We parked near St. Patrick’s Cathedral, feeding €4 per hour into one of the city’s ever-present parking kiosks (Slide 5). We joined a guided tour of the cathedral itself (Slides 6–10). I took advantage of the senior rate, now that I’m officially over 60. The cathedral was beautiful, with soaring Gothic architecture and detailed stonework. While it no longer functions as a Catholic church, it was still impressive and full of historic interest.

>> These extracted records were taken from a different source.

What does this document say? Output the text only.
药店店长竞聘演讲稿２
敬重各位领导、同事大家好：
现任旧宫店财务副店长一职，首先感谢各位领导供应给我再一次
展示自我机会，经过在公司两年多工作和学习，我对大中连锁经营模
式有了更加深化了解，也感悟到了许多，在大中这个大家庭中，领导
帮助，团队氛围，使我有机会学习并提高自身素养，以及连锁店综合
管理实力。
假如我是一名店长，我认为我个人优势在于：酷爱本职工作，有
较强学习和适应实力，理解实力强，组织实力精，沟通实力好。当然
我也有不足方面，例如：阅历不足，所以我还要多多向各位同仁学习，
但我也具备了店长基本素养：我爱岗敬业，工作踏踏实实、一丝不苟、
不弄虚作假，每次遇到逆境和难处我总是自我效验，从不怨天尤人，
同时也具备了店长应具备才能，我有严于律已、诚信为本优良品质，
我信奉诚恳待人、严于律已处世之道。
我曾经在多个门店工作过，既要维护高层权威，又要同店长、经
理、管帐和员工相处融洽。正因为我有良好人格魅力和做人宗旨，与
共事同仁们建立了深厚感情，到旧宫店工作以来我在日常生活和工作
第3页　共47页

For Rebecca, visiting Ireland had been a dream for years, and standing together in such an iconic and historic place was a special moment (Slide 10). As we made our way through the city, we had only limited views of the River Liffey, since we were navigating through traffic (Slide 11). To give a better sense of what we missed, I found a scenic photo of the river and its bridges to include (Slide 12). We also passed the famous Guinness Storehouse, though we decided to save that stop for another trip (Slide 13).
After leaving Dublin, we headed west toward Kilcock, where our Airbnb was located. Once again, using the Airbnb app for driving directions was crucial—without it, finding the exact location would have been tricky in the winding streets. After dropping our things and getting a look at the room—including a cozy four-poster bed and no air conditioning—we set back out for nearby Maynooth.
Maynooth, a charming university town, was just a short drive away. We visited the church (Slide 14) and explored the peaceful ruins of Maynooth Castle (Slides 15–17). We walked around the streets looking for some dinner and taking in the sights, sounds and lots of people watching on a warm busy Friday night. We got some fish and chips and headed back to a quiet spot near the river to eat it. (Slide 18), with a bit of company—some persistent local wildlife.
We stopped at ALDI to stock up on supplies for the next few days—bread, cheese, fruit, and snacks for our travel lunches. On our way back a sign gave us a laugh: “Caution: Otters” (Slide 18).
We returned to the Airbnb in Kilcock for the night (Slides 20–21). The temperature lingered in the low 70s, and after the chilly 40s at night in Iceland, we were still adjusting to the warmth—especially without A/C (Slide 21). But the gardens (Slide 23) offered a lovely place to unwind as the light faded. We ended the day grateful for the peaceful surroundings and excited to see more of Ireland in the days ahead.